Die roten Enermax T.B.Apollish habe ich im BitFenix Prodigy. Sind sehr gute LED-Lüfter 

Du kannst Dir ja mal mein Tagebuch anschauen: http://extreme.pcgameshardware.de/t...s-short-time-diary-highend-goes-mini-itx.html


----------



## blautemple (26. Mai 2013)

*AW: Luft- oder AIO-Wasserkühlung?*

Jetzt müssten die Enermax nur noch lieferbar sein


----------



## azer (26. Mai 2013)

*AW: Luft- oder AIO-Wasserkühlung?*



Softy schrieb:


> Die roten Enermax T.B.Apollish habe ich im BitFenix Prodigy. Sind sehr gute LED-Lüfter
> 
> Du kannst Dir ja mal mein Tagebuch anschauen: http://extreme.pcgameshardware.de/t...s-short-time-diary-highend-goes-mini-itx.html



Da habe ich sie her  übrigens sehr gutes Tagebuch!

Öhm, .. du hattest ja zwischenzeitlich die schwarze Meshfront drinne, oder? Kommt da der Lüftereffekt gut, sichtbar durch? Rein subjektiv betrachtet. Auf Bildern sieht man das ja nie so gut. 

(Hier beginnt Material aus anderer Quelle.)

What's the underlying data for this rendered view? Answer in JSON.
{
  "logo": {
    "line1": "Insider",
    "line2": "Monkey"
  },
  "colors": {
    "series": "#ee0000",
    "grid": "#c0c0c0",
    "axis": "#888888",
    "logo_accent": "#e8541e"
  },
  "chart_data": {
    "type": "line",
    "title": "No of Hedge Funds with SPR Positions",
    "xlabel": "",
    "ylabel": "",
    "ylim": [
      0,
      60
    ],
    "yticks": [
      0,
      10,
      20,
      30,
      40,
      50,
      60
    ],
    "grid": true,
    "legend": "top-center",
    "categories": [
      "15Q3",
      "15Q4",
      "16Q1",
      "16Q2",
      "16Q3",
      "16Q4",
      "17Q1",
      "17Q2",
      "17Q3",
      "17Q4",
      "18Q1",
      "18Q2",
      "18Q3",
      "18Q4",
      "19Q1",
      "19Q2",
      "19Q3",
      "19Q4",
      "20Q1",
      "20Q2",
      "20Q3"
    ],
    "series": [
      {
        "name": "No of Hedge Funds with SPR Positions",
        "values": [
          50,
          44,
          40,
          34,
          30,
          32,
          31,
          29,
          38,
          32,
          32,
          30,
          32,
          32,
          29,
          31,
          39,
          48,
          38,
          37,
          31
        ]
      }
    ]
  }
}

> Jetzt müssten die Enermax nur noch lieferbar sein



Das will ich doch stark hoffen


----------



## Softy (26. Mai 2013)

*AW: Luft- oder AIO-Wasserkühlung?*



azer schrieb:


> Da habe ich sie her  übrigens sehr gutes Tagebuch!
> 
> Öhm, .. du hattest ja zwischenzeitlich die schwarze Meshfront drinne, oder? Kommt da der Lüftereffekt gut, sichtbar durch? Rein subjektiv betrachtet. Auf Bildern sieht man das ja nie so gut.



Danke 

Vorne habe ich ja den 230mm BitFenix Spectre drin, der ist vom LED-Effekt im Vergleich zu den T.B. Apollish's eher... traurig  Der Lüfter ist eh aus, wenn ich nicht gerade spiele, aber auch wenn der volles Rohr läuft, ist der Effekt duch das Meshgitter nicht so toll. Ich kann später mal ein Foto machen, wenn Du magst.


----------



## azer (26. Mai 2013)

*AW: Luft- oder AIO-Wasserkühlung?*



Softy schrieb:


> Danke
> 
> Vorne habe ich ja den 230mm BitFenix Spectre drin, der ist vom LED-Effekt im Vergleich zu den T.B. Apollish's eher... traurig  Der Lüfter ist eh aus, wenn ich nicht gerade spiele, aber auch wenn der volles Rohr läuft, ist der Effekt duch das Meshgitter nicht so toll. Ich kann später mal ein Foto machen, wenn Du magst.


 
Meinst du, dass liegt am Lüfter oder am Meshgitter? Sehr nett von dir, aber das brauchst du nicht, danke.


----------



## Softy (26. Mai 2013)

*AW: Luft- oder AIO-Wasserkühlung?*

Das liegt schon eher am Lüfter, denn oben ist ja auch ein Meshgitter und man sieht die T.B.Apollish's recht gut durch.


----------



## azer (26. Mai 2013)

*AW: Luft- oder AIO-Wasserkühlung?*

Das ist gut 

Ich werde mir die Apollish's einfach mal bestellen und später einbauen. Wenn's nicht gut ausschaut, wird's halt wieder zurückgesendet 

Danke für Eure Hilfe.


----------



## Softy (27. Mai 2013)

*AW: Luft- oder AIO-Wasserkühlung?*

Dann viel Spaß mit den neuen Teilen 

Feedback wäre natürlich super


----------



## shadie (27. Mai 2013)

*AW: Luft- oder AIO-Wasserkühlung?*

Warum werden hier eigentlich immer die unpraktischen Corsairteile angepriesen?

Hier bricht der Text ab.